CGH is committed to training future leaders in global health as well as in primary care. Global Primary Care, as an innovative four-year program, is a core programmatic area for the Center. CGH and GPC faculty will work closely to nurture partnerships such as with the Mbarara University of Science and Technology, as well as to develop opportunities for research and professional development for MGH and in-country faculty and students. CGH has a number of programs focused on capacity building, teaching, and training from which GPC will be able to draw. Core areas of collaboration will include:
- Strengthening on-site education through dedicated joint clinical faculty
- Creating multidisciplinary solutions across a range of clinical specialties
- Focusing channels of advocacy for global health policy
- Improving comprehensive care delivery in the places we work both at home and abroad
Consult the following link for more information about MGH Center for Global Health:
Mbarara University of Science and Technology | Bugoye Health Center (Uganda)
The Mbarara University of Science and Technology (MUST) was founded in 1989 with a vision of training and retaining health professionals to serve Uganda’s rural communities. Bugoye Health Center, situated three hours west of Mbarara, serves a picturesque but deeply underserved community characterized by severe resource constraints and a high prevalence of malaria and water-borne diseases.
Building on a strong existing HIV/AIDS partnership led by Dr. David Bangsberg, the Global Primary Care Program will partner with MUST,
Bugoye Health Center, and government and community leaders to develop
locally-driven, rigorously evaluated solutions to health priorities which are
aligned with the national health plan. The partnership will seek to:
- Implement and evaluate improved primary care services in rural Uganda, beginning with a community-based malaria prevention and treatment program;
- Create new training opportunities including rural health experiences for MUST internal medicine residents and MGH’s first international ambulatory training site; and
- Pioneer a new leadership model for responsible academic-community partnership.
Consult the following link for more information about Mbarara University of Science and Technology:
Boston Health Care for the Homeless Program
An estimated 2.3 – 3.5 million Americans experience homelessness each year, and on any given night more than 7,000 people are homeless in Boston. Homeless people experience a disproportionate burden of medical and mental illness, contributing to higher rates of death than those who are housed.
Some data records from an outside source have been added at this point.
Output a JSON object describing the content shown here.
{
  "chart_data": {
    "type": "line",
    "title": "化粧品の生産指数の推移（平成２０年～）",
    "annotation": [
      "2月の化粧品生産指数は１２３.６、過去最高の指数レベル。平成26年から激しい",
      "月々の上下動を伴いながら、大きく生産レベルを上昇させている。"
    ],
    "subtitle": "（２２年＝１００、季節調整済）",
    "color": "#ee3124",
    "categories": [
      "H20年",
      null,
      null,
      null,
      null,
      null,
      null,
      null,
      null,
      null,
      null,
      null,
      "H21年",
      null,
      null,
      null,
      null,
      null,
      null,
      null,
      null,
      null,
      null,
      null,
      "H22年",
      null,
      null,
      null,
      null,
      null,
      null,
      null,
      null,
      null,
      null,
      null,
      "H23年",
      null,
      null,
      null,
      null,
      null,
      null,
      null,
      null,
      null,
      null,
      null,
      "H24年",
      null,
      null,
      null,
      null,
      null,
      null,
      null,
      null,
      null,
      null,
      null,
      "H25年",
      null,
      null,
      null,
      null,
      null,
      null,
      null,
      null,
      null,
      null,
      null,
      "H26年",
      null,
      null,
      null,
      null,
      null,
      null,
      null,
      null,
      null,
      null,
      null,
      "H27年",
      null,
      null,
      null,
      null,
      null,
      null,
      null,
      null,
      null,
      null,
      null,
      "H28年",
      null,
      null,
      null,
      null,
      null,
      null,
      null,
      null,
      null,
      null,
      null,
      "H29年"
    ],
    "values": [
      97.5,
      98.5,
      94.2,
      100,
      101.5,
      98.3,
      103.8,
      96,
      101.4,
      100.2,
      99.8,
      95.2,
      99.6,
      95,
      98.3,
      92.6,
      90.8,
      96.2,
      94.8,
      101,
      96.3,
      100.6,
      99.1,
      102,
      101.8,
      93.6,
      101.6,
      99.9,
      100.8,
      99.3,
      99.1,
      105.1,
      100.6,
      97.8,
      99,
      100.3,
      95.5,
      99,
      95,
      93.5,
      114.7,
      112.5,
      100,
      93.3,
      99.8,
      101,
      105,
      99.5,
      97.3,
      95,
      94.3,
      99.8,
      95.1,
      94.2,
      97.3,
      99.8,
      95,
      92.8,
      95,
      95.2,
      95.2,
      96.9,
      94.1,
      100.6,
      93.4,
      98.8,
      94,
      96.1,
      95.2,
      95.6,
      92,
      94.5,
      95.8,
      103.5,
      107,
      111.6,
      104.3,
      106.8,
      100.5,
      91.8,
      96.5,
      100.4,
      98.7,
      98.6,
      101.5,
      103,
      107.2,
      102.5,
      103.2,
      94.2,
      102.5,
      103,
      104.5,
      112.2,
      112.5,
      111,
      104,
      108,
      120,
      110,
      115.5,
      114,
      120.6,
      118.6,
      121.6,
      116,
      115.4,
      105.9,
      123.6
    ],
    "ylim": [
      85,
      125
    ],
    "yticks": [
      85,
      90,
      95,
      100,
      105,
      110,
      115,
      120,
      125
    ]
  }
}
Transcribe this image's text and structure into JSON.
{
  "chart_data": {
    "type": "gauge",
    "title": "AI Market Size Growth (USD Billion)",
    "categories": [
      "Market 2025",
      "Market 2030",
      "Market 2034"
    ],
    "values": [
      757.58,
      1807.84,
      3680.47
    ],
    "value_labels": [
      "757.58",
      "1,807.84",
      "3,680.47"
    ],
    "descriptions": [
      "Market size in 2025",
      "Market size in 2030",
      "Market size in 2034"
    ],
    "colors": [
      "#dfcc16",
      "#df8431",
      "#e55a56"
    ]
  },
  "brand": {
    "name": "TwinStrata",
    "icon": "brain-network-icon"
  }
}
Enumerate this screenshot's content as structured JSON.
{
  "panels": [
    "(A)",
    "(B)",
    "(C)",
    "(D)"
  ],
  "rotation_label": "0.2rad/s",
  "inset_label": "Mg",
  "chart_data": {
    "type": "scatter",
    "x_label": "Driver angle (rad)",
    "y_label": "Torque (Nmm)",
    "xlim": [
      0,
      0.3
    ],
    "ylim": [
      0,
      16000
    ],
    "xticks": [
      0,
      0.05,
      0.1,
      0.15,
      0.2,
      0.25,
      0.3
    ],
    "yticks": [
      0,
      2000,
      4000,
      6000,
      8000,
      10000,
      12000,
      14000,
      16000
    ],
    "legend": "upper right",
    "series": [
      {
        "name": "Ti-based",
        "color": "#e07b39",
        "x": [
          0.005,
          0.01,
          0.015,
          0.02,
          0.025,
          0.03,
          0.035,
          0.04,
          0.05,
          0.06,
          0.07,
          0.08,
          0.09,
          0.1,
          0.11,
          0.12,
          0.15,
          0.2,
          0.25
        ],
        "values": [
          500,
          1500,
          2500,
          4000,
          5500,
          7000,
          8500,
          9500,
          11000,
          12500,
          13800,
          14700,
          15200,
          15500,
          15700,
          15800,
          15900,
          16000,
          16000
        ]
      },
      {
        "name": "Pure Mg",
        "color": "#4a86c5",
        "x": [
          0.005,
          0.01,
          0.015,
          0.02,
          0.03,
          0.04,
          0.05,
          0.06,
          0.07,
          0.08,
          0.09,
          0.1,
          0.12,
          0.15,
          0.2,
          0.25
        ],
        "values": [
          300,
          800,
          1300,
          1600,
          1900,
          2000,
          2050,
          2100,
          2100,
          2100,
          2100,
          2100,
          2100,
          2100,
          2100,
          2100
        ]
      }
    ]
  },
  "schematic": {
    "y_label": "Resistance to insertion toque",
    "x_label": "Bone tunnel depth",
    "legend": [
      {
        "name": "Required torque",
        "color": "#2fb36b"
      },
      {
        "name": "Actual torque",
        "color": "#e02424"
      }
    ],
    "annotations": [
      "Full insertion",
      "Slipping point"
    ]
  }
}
Founded in 1985, Boston Health Care for the Homeless Program (BHCHP) has sought to address these disparities. For 25 years, BHCHP’s mission has remained the same: to provide or assure access to the highest quality health care for all homeless men, women, and children in the greater Boston area. BHCHP currently serves more than 11,000 individuals annually in over 90,000 outpatient medical, oral health, and behavioral health encounters through an elaborate network of hospital- and shelter-based clinics, outreach services, and a 102-bed medical respite program.
The MGH Global Primary Care Program and Boston Health Care for the Homeless Program are actively developing a joint service initiative to foster the development of future leaders in primary care delivery for vulnerable populations. Opportunities emerging out of this collaboration will include clinical, educational, evaluative, and research activities, all geared toward providing residents and other learners with the chance to experience and critically examine a novel and nationally-renowned model of health care delivery.